The World Health Organisation (WHO) has called upon the governments to prioritise tobacco control, seek alternative methods to finance tobacco control and commit necessary human and financial resources to tackle the tobacco epidemic in their countries.
In a statement issued on the eve of ‘World No Tobacco Day’, Samlee Plianbangchang, WHO Regional Director for South-East Asia, said this was the only way that the WHO Framework Convention on Tobacco Control (WHO FCTC) could live up to its promise of protecting present and future generations from the devastating health, social, environmental and economic consequences of tobacco.
The Framework Convention embraces all elements of tobacco control. It entered into force and became an international law on February 28, 2005. It is one of the most rapidly and widely embraced treaties in the history of the United Nations in terms of the number of signatories, with 172 Member States of the World Health Organisation being Parties to the Convention till date.
Globally nearly six million people die each year from tobacco use and exposure to second-hand smoke. The annual global death toll from the epidemic of tobacco use could rise to eight million by 2030. It is estimated that up to one billion people could die from tobacco use the world over during the 21st century. In the WHO South-East Asia Region over 240 million adults smoke tobacco and nearly the same number of adults use smokeless forms of tobacco in different forms.
The World Health Organisation is focusing global attention on implementing the WHO Framework Convention on Tobacco Control (WHO FCTC). The Framework Convention is the world’s first ever global public health treaty developed and adopted under the auspices of the World Health Organisation and reflects the power of prevention.

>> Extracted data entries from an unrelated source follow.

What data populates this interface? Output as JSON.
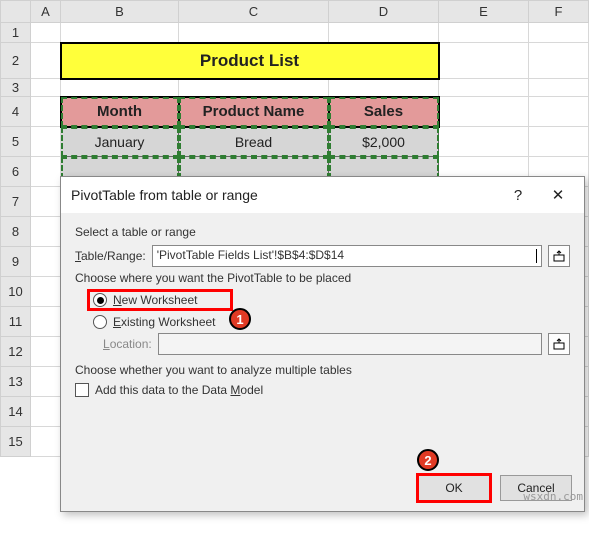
{
  "columns": [
    "A",
    "B",
    "C",
    "D",
    "E",
    "F"
  ],
  "rows": [
    "1",
    "2",
    "3",
    "4",
    "5",
    "6",
    "7",
    "8",
    "9",
    "10",
    "11",
    "12",
    "13",
    "14",
    "15"
  ],
  "title_cell": "Product List",
  "table": {
    "headers": {
      "b": "Month",
      "c": "Product Name",
      "d": "Sales"
    },
    "row1": {
      "b": "January",
      "c": "Bread",
      "d": "$2,000"
    }
  },
  "dialog": {
    "title": "PivotTable from table or range",
    "help": "?",
    "close": "✕",
    "sec1": "Select a table or range",
    "table_label_pre": "T",
    "table_label_mid": "able/Range:",
    "table_value": "'PivotTable Fields List'!$B$4:$D$14",
    "sec2": "Choose where you want the PivotTable to be placed",
    "opt_new_pre": "N",
    "opt_new_post": "ew Worksheet",
    "opt_existing_pre": "E",
    "opt_existing_post": "xisting Worksheet",
    "loc_label_pre": "L",
    "loc_label_post": "ocation:",
    "sec3": "Choose whether you want to analyze multiple tables",
    "chk_label_pre": "Add this data to the Data ",
    "chk_label_u": "M",
    "chk_label_post": "odel",
    "ok": "OK",
    "cancel": "Cancel"
  },
  "ann": {
    "one": "1",
    "two": "2"
  },
  "watermark": "wsxdn.com"
}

The WHO Framework Convention on Tobacco Control includes provisions for reducing demand as well as supply of tobacco products. It also recognises the importance of international cooperation and helping low- and middle-income countries to meet their treaty obligations. It has catalysed actions across the globe, and elevated the importance of tobacco control as a global health and political issue. It has also stimulated policy changes at the national level and injected new public and private resources into the field.
Nine countries, including India, have formulated comprehensive national laws to implement the provisions of the Framework Convention. These laws include banning smoking in public places, prohibiting tobacco advertising, sponsorship and promotions, and making tobacco-related health warnings mandatory on the packs of tobacco products.
The Framework Convention recommends 30–50 per cent coverage for health warnings on tobacco product packages. Some Member countries have demonstrated innovative ways of health financing using tobacco taxation. India has levied a 10 per cent cess on tobacco for the National Rural Health Mission and Thailand is using 2 per cent of its tobacco and alcohol tax for health promotion.